Литмир - Электронная Библиотека
A
A

Существует перевод последних двух строк, сильно корреспондируюший с липкинским «пой, балалайка, плакать нельзя» (и снова возникает космическое ауканье, рифмуются слова из разных текстов – «zol zayn» с «нельзя»):

Тум-балалайка, сердцу сыграй-ка,
Пусть веселится вместе с тобой!

Хотя и смерть «прусских парней», повторимся, не осталась без внимания у Липкина, весь этот двухсотлетний разговор троих заканчивается переводом центра внимания с персоны, с военачальника (по воле которого тысячи или миллионы шли на смерть) – на кончину ребёнка.

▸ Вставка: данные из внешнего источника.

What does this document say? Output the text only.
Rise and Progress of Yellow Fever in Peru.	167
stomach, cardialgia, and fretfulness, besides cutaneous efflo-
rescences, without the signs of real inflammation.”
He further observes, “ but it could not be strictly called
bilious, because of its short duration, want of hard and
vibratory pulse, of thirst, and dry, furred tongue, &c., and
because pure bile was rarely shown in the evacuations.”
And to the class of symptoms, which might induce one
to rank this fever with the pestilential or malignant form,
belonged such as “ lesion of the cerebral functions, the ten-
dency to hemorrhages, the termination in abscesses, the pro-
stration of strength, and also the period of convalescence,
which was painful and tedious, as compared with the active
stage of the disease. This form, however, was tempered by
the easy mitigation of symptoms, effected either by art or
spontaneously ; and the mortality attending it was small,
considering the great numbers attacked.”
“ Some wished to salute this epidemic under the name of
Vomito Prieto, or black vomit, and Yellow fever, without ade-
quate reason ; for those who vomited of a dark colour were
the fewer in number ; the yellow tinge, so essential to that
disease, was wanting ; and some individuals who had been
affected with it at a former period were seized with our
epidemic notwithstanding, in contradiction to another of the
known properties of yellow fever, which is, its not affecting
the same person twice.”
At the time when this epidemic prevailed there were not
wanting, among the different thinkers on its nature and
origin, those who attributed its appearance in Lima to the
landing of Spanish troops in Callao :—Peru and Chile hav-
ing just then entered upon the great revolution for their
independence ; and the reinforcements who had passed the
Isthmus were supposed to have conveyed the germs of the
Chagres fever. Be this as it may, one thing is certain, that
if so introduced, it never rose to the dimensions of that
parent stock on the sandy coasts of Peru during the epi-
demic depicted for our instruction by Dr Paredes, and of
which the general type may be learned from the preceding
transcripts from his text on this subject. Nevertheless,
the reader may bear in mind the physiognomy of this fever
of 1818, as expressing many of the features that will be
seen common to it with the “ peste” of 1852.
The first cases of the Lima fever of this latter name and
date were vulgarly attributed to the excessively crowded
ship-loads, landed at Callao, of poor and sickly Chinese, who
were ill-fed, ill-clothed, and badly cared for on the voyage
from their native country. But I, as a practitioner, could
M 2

М. Крепс пишет: «Знаменательно, что полководец встретится со своими солдатами в аду, так как все они нарушили заповедь “не убий”, а также и то, что маршал, как и другие полководцы всех времён и народов, не почувствует раскаяния в совершенных действиях и никогда не признает себя военным преступником. Его оправданием всегда будет то, что он был подневольным».

Нам же кажется уязвимой позиция И. Бродского, употребившего оборот «в области адской». С чего это стихотворец взял, что защитники Отечества встречаются в аду? Православная традиция (и не только она) полагает, что души воинов, принявших смерть «за други своя», за Родину, сразу попадают на Небеса, к Престолу Божию.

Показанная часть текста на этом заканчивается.